IN THE COURTROOM, DEFENDANTS BECOME REAL. To bolster his effort to prove that Denny's attackers acted with no specific intent to kill or maim, Faal sought constantly, and with some success, to humanize them. At one point, in a step that actually supported a prosecution contention that Williams had a rose tattoo that was visible on the videotape, Faal sent his client to the jury box so that jurors could not only see the young man's arm but also touch it.

On another occasion, when the prosecution attempted to identify Williams as the figure in a videotaped scene, Faal countered that the man in the tape, who had a gap between his front teeth, could not be his client. To underscore his point, he asked Williams to go before the jury and smile. When the defendant stood before them exposing a mouthful of gapless teeth, the jury had one of its rare moments of laughter. Faal considered it a turning point "when we were able to inject some levity into the proceedings and get the jurors to start laughing with us."
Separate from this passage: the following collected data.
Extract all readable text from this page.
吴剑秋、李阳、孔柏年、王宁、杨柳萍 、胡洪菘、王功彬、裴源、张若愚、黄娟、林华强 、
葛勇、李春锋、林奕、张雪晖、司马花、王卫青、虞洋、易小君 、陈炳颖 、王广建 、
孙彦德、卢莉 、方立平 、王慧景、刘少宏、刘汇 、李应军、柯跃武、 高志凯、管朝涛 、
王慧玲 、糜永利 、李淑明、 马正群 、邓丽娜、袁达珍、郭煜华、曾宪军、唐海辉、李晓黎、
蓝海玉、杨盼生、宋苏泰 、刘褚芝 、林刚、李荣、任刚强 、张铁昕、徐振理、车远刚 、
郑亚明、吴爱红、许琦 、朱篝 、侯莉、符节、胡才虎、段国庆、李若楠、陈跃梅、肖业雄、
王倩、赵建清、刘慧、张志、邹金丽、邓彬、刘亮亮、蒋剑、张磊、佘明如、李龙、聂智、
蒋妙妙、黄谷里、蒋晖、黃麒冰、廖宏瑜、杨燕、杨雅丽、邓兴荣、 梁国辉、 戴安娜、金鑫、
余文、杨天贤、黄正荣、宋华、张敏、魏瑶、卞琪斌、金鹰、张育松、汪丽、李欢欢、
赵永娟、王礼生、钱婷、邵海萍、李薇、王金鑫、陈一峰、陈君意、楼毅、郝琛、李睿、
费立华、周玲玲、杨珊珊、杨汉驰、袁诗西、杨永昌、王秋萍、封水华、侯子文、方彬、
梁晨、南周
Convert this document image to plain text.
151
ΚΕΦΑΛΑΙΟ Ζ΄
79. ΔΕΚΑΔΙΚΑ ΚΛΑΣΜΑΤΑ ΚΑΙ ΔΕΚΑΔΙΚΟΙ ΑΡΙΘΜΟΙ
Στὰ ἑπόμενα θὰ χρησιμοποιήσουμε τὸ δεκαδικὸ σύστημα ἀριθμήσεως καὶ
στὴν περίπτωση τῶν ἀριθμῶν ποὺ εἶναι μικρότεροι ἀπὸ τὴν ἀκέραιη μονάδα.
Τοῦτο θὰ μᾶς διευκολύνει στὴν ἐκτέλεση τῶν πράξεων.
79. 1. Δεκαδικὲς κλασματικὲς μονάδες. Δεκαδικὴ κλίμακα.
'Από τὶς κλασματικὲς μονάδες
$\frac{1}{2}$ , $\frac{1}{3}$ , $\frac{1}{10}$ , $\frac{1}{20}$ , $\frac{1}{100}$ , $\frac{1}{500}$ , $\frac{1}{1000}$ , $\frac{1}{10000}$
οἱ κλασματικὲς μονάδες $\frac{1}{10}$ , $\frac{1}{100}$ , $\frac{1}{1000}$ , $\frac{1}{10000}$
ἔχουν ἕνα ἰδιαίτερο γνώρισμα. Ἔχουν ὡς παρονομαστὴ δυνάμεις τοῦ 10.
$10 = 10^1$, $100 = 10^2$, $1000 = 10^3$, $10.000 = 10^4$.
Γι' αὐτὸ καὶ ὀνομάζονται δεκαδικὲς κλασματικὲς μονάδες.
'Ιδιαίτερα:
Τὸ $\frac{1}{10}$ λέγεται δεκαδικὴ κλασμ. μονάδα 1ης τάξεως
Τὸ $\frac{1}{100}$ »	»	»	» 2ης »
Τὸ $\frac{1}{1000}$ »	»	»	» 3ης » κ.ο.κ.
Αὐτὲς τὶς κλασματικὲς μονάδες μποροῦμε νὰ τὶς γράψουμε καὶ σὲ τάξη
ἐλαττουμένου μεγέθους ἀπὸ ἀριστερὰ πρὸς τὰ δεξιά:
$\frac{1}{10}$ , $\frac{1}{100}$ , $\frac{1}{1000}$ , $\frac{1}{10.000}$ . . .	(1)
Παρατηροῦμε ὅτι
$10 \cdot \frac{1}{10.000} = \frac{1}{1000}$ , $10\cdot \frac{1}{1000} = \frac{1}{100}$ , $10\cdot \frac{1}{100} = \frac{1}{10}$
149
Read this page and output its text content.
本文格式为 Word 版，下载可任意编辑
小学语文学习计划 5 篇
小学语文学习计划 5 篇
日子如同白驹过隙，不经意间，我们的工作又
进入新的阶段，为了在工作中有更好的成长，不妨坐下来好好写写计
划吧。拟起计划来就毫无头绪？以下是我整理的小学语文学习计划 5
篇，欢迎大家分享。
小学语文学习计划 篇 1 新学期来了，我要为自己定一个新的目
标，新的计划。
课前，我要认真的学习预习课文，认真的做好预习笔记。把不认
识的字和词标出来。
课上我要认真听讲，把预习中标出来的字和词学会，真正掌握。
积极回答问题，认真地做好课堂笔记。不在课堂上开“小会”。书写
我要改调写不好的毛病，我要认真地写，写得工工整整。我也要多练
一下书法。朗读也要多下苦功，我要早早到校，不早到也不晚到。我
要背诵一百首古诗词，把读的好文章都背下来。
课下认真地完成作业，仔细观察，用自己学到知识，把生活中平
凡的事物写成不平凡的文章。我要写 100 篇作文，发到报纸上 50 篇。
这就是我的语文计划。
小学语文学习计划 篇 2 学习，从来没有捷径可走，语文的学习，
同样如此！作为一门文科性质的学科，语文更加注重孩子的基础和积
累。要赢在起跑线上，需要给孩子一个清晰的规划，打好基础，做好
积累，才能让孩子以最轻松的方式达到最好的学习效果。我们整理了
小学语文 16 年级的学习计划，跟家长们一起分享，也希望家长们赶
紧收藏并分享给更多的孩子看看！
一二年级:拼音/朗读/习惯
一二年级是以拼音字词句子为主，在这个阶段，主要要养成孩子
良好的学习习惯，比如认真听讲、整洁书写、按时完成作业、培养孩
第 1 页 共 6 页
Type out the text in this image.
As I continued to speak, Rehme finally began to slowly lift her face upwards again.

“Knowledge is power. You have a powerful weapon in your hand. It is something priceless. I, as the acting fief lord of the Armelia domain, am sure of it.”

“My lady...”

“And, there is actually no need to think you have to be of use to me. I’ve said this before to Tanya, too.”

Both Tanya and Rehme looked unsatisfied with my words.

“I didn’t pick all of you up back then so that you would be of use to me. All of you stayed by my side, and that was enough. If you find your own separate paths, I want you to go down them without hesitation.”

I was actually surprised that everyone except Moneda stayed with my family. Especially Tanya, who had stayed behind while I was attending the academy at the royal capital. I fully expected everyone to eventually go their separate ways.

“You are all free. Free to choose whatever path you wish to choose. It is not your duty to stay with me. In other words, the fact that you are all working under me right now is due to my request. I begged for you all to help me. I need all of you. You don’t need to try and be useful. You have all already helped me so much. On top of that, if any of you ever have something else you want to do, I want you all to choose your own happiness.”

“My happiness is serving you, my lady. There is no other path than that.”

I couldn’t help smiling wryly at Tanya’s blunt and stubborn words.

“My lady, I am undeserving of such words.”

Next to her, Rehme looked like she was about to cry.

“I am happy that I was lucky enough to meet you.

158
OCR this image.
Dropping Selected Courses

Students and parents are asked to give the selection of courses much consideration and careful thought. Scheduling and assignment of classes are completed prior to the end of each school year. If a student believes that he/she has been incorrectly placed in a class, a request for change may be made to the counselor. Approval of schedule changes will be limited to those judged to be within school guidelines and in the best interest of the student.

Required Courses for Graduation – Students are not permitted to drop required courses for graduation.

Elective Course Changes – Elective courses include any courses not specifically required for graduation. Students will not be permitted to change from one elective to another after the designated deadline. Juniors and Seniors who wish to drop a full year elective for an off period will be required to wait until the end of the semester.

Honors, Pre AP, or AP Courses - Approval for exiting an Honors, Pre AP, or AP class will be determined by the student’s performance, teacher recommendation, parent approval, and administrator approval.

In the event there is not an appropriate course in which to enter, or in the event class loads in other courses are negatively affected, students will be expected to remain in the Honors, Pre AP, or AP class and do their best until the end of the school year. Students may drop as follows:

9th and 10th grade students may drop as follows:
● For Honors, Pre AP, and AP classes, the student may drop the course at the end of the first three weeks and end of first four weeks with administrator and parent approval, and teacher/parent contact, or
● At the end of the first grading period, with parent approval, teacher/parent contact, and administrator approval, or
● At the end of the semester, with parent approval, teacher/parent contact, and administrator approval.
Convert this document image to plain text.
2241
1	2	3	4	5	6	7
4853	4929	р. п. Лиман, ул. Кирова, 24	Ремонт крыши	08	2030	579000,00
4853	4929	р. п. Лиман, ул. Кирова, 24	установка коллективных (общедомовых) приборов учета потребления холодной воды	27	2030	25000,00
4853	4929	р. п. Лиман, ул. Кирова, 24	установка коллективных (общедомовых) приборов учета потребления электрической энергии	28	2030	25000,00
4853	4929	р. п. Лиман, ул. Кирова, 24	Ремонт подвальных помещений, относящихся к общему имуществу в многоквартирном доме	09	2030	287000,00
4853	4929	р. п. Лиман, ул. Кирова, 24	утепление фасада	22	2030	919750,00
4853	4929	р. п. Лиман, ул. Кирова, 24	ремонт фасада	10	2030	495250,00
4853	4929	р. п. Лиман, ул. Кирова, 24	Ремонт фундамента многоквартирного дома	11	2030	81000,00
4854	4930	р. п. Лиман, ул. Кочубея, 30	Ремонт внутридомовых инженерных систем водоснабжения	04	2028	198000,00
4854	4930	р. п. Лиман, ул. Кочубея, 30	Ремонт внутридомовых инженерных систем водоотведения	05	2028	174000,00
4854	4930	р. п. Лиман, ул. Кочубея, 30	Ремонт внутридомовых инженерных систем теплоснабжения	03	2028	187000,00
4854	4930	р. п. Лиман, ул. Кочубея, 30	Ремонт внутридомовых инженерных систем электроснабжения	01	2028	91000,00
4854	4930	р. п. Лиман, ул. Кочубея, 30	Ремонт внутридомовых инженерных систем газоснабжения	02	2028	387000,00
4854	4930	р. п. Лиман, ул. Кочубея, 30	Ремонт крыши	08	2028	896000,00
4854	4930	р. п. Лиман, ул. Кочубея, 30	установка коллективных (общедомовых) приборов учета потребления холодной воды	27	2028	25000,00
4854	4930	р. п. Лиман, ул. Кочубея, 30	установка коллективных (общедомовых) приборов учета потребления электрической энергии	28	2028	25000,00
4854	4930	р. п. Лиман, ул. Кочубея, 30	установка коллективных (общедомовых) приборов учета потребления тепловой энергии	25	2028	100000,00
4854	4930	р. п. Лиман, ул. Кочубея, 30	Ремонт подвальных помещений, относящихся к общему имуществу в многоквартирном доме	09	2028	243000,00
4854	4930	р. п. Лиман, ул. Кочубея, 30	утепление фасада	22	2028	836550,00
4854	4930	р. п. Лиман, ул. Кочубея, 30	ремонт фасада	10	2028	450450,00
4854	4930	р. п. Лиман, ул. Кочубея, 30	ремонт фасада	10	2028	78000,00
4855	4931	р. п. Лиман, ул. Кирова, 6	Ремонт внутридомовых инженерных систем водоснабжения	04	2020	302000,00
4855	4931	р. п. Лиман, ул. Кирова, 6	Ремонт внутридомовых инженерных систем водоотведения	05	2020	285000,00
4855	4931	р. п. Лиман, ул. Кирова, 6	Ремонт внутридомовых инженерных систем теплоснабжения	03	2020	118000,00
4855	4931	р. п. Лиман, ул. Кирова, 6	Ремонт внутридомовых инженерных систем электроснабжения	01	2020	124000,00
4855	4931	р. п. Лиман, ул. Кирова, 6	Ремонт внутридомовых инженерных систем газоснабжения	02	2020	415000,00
AND VIDEOTAPES BECOME UNREAL. Faal at first tried to prove that Williams was not the man seen attacking Denny on the tape. To counter his argument, prosecutors Morrison and Janet Moore had to replay the video for the jury over and over again, thus dulling one of the state's sharpest tools. Jurors were ultimately convinced that Watson was the man who could be seen putting his foot on Denny's neck and that Williams was the one who hit Denny with a brick, then performed a demonic high step for the helicopter news cameras. As it appears to have done in the first Rodney King trial, repeated viewing of the brutal videotape may have anesthetized the jury, so that it counted for less in their final judgment.

JURORS ARE ONLY HUMAN. This was the question that had Los Angeles in an uproar. In a community exhausted by 2 1/2 years of strife since Rodney King's arrest, jurors reached their conclusions under the influence of a number of forces inside and outside the courtroom. Were they scared? Were they moved by a desire to bring events to a close by meting out a punishment for Denny's attackers comparable to the one for King's? A day after the trial ended, one juror denied that anxiety about the potential aftermath of their decision influenced the verdict. "We weren't thinking, 'We'll have this verdict so another riot won't break out.' That wasn't on our mind," said a female juror, who appeared in silhouette on a Los Angeles news program with her voice altered electronically. "If a riot occurred, it would occur." But a day before the final verdicts, the jury forewoman told Judge Ouderkirk that "one juror has expressed fear for herself and her family."